D'entrée, Bob Clark va créer une tension exacerbée qui ne quittera plus par la suite le métrage en suivant en parallèle une soirée donnée dans une maison occupée par des étudiantes et de l'intérieur un mystérieux individu qui va scruter ce qui se passe à l'intérieur avant d'escalader le mur pour se glisser dans un grenier. L'intrigue va alors peu à peu nous présenter les différentes demoiselles habitant dans cette demeure aux extérieurs naturellement angoissants, qui vont être bientôt confrontées à un appel téléphonique vicieux d'un pervers éructant et insultant ses interlocutrices, créant ainsi un malaise au sein de la petite communauté, malaise qui sera communicatif et traversera l'écran pour venir empoigner le spectateur, surtout que dans la continuité, une des jeunes filles s'étant retirée dans sa chambre va se faire assassiner lors d'une séquence brutale et surprenante (mais sans être sanglante).
Bien entendu, la disparition ce cette demoiselle va se faire ressentir puisqu'elle devait rejoindre son père le lendemain pour les vacances de Noël, et celui-ci, naturellement inquiet, va se rendre au pensionnat à la recherche de sa fille. Presque obligée, la gérante des lieux va lui faire visiter l'endroit, occasionnant au passage quelques scènes humoristiques pétillantes qui ne viendront certainement pas perturber l'atmosphère globale du film mais offriront au contraire un peu de répit au spectateur, avant que l'affaire soit véritablement placée entre les mains de la police, tandis que les appels téléphoniques obscènes et dérangeants vont se poursuite et que l'assassin continuera de rôder dans la maison.

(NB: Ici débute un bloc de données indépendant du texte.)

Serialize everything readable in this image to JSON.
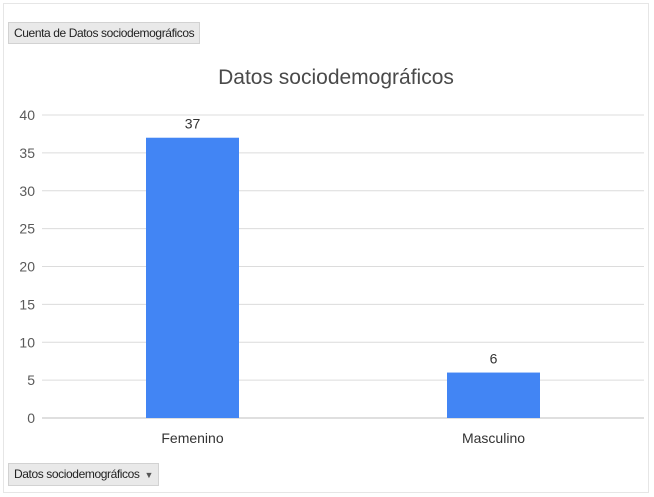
{
  "pivot": {
    "value_field": "Cuenta de Datos sociodemográficos",
    "axis_field": "Datos sociodemográficos",
    "axis_field_arrow": "▼"
  },
  "colors": {
    "bar": "#4285f4"
  },
  "chart_data": {
    "type": "bar",
    "title": "Datos sociodemográficos",
    "categories": [
      "Femenino",
      "Masculino"
    ],
    "values": [
      37,
      6
    ],
    "data_labels": [
      "37",
      "6"
    ],
    "ylim": [
      0,
      40
    ],
    "yticks": [
      0,
      5,
      10,
      15,
      20,
      25,
      30,
      35,
      40
    ],
    "grid": true,
    "legend": "none"
  }
}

La première partie du métrage s'appliquera donc à bien nous présenter les différents personnages, dont certaines relations auront une importance capitale pour le déroulement de l'intrigue, avec parfois une bonne humeur souriante (et notamment cette gérante alcoolique et dévergondée), tout en installant de façon extrêmement efficace une ambiance plus que tendue et macabre (avec en prime cette sous intrigue liée à cette fillette également disparue qui ne fera que renforcer le sentiment d'insécurité), pour laisser l'assassin plus ou moins en retrait, mais rappelé à nos bons souvenirs par de courtes séquences invariablement étouffantes et prouvant si besoin en était sa dangerosité (la scène hystérique de saccage dans le grenier), jusqu'au second meurtre qui en appellera d'autres lors de la seconde partie du film.
Car en effet, alors que l'entrée en scène de la police aurait dû être rassurante, rien n'y fera (avec en plus la stupidité du sergent réceptionnant les personnages), Bob Clark affirmera de manière encore plus crispée et suffocante son suspense lors de la seconde moitié du film, lors de la partie liée à l'enquête policière maniant parfaitement l'agencement des séquences pour donner un impact fort au moindre coup de téléphone reçu dans la maison, tout en avançant quelques fausses alertes parfaites et en continuant à suivre le tueur en caméra subjective, et alors que la quête de l'identité du tueur viendra également occuper l'esprit du spectateur à la recherche du moindre détail troublant.
Et justement le réalisateur en disséminera régulièrement au cours du métrage, des éléments ambigus tendant à laisser suspecter certains protagonistes, jusqu'au coup de théâtre certes évident de nos jours car bien souvent visité depuis, mais ayant quand même gardé son impact pour laisser un final étouffant venir clore le métrage, jusqu'à ce dernier plan glacial et extrêmement réussi qui marquera les esprits.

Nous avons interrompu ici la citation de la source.